Voilà ce que cache la pointe de l'iceberg dont nous parlions au début de ce texte, le naufrage de l'ensemble du système de la production fictionnelle en Tunisie. Les artistes, actrices et acteurs, scénaristes, réalisateurs et techniciens créateurs, qui forment le corps de la fiction tunisienne, sont, à l'image de l'iceberg, complètement noyés.
A qui la faute ? Dans ce perfide jeu du «bartering», aussi bien le diffuseur que le producteur peuvent se cacher derrière des clauses de contrat, des variables de pourcentages, des dépenses raisonnablement ou virtuellement soutenues... La Haica peut soutenir le fait qu'elle a fait tout son possible pour élaborer des projets, essayer de réglementer... Le politique peut soutenir que les télévisions ne sont plus sous sa tutelle directe depuis qu'il n'y a plus de ministère de l'Information... Autant d'arguments qui peuvent dissoudre les fautes entre ces différentes composantes de l'échiquier, pourtant, la réalité est autre, les fautes ne se partagent pas, à chacun d'assumer pleinement ses propres fautes, mais aussi celles d'autrui. Les politiques et les télévisions ont longuement fait obstacle au travail de la Haica, les télévisions n'investissent guère à long terme, ne développent aucun projet éditorial et font porter leurs manquements aux producteurs... qui en plombent à leur tour les créatifs, artistes et techniciens. Faire supporter le poids de propres manquements et erreurs à l'art et aux artistes, c'est choisir de les alourdir d'un fardeau qui n'est pas le leur, c'est choisir sciemment de les envoyer par le fond... et jusqu'à preuve du contraire, les humains ne peuvent survivre que hors de l'eau.

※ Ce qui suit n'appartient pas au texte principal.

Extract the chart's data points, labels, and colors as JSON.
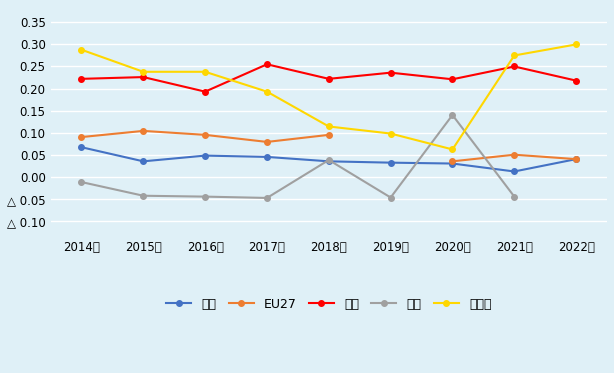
{
  "years": [
    "2014年",
    "2015年",
    "2016年",
    "2017年",
    "2018年",
    "2019年",
    "2020年",
    "2021年",
    "2022年"
  ],
  "series_order": [
    "米国",
    "EU27",
    "日本",
    "英国",
    "ドイツ"
  ],
  "series_data": {
    "米国": [
      0.067,
      0.035,
      0.048,
      0.045,
      0.035,
      0.032,
      0.03,
      0.012,
      0.04
    ],
    "EU27": [
      0.09,
      0.104,
      0.095,
      0.079,
      0.095,
      null,
      0.035,
      0.05,
      0.04
    ],
    "日本": [
      0.222,
      0.226,
      0.193,
      0.255,
      0.222,
      0.236,
      0.221,
      0.25,
      0.218
    ],
    "英国": [
      -0.012,
      -0.043,
      -0.045,
      -0.048,
      0.038,
      -0.047,
      0.14,
      -0.045,
      null
    ],
    "ドイツ": [
      0.288,
      0.238,
      0.238,
      0.193,
      0.114,
      0.098,
      0.062,
      0.275,
      0.3
    ]
  },
  "colors": {
    "米国": "#4472C4",
    "EU27": "#ED7D31",
    "日本": "#FF0000",
    "英国": "#A0A0A0",
    "ドイツ": "#FFD700"
  },
  "ytick_vals": [
    -0.1,
    -0.05,
    0.0,
    0.05,
    0.1,
    0.15,
    0.2,
    0.25,
    0.3,
    0.35
  ],
  "ytick_labels": [
    "△ 0.10",
    "△ 0.05",
    "0.00",
    "0.05",
    "0.10",
    "0.15",
    "0.20",
    "0.25",
    "0.30",
    "0.35"
  ],
  "ylim": [
    -0.135,
    0.385
  ],
  "background_color": "#DFF0F7",
  "grid_color": "#FFFFFF",
  "marker_size": 4,
  "line_width": 1.5,
  "tick_fontsize": 8.5,
  "legend_fontsize": 9
}
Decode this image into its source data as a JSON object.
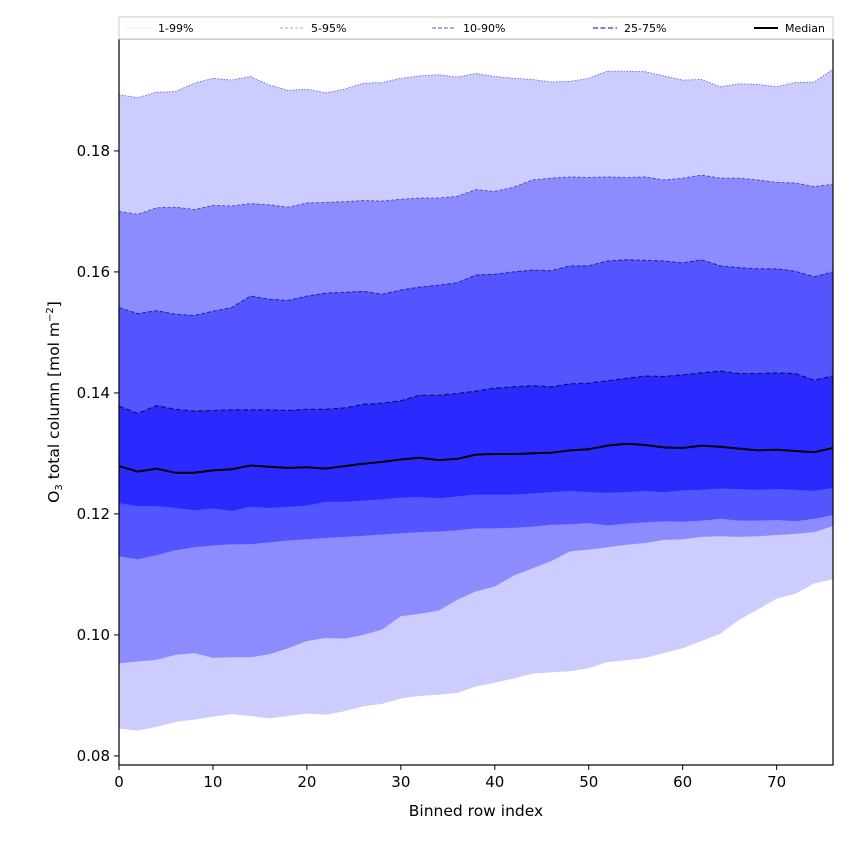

Il est urgent qu'une réelle régulation du secteur télévisuel puisse avoir lieu, il est nécessaire de baliser les parcours de production et de diffusion, il est fondamental de remettre au premier plan le contenu et sa forme et non pas les spéculations financières.
(*) Cette liste n'est pas exhaustive, d'autres œuvres peuvent certainement s'ajouter au catalogue des catastrophes financières.